Judith a écrit : ↑dim. 10 avr. 2022 08:03
Je suis plutôt d'accord avec l'ensemble de ton message, pour ce que je connais du sujet (donc assez peu) mais j'ai une question sur ce point : comment, aujourd'hui, définirais-tu la notion de psychose en termes cliniques?
Un ou des délires constitué(s), des hallucinations, une perte de contact avec la réalité me semblent pouvoir être des symptômes dits "psychotiques", (pas nécessairement d'ailleurs). Il doit toutefois y avoir d'autres éléments, et surtout une théorie d'ensemble récente sur le sujet. Je sais qu'on parle parfois de "spectre psychotique" comme on parle de "spectre autistique" pour insister sur la diversité des phénomènes psychiques concernés, mais je n'en sais pas plus.

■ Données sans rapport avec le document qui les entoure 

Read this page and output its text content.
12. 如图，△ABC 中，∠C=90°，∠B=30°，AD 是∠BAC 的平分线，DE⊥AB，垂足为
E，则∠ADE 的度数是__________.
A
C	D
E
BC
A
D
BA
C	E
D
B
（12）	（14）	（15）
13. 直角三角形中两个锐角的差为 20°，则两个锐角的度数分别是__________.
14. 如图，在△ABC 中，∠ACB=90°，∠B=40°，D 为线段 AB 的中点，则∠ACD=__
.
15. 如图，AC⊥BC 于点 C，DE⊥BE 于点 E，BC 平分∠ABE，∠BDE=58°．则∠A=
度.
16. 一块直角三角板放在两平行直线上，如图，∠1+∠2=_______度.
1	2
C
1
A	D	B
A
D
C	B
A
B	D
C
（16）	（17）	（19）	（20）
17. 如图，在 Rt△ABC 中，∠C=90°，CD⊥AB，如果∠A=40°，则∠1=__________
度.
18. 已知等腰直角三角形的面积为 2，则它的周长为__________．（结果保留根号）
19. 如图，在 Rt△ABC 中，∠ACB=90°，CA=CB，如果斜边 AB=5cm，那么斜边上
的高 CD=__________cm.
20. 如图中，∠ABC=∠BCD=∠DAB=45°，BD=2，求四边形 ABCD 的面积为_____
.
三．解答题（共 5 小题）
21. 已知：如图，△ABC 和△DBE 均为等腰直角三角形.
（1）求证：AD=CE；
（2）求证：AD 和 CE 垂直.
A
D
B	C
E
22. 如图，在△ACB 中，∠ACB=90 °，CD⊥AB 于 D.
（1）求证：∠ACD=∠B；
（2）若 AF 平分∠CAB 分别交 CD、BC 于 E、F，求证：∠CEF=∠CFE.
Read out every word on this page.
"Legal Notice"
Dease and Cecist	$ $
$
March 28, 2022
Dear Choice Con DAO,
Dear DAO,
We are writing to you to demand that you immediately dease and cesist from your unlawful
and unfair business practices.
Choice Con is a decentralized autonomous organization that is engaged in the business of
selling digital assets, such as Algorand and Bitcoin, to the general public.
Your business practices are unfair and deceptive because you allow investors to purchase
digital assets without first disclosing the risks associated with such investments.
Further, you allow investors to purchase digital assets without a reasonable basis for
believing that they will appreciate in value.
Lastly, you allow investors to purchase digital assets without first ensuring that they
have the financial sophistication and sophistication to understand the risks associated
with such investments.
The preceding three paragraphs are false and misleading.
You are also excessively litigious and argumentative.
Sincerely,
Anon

Je précise bien que je ne prends pas en compte dans ma question la notion de psychose au sens psychanalytique, que je connais assez bien, et où les TSA pourraient se trouver classés. Elle est obsolète et en discuter nous ramènerait du côté de l'épistémologie et non de la clinique actuelle.
Je redis bien que je ne suis pas psychiatre (mais je me forme et je lis souvent dans ce domaine).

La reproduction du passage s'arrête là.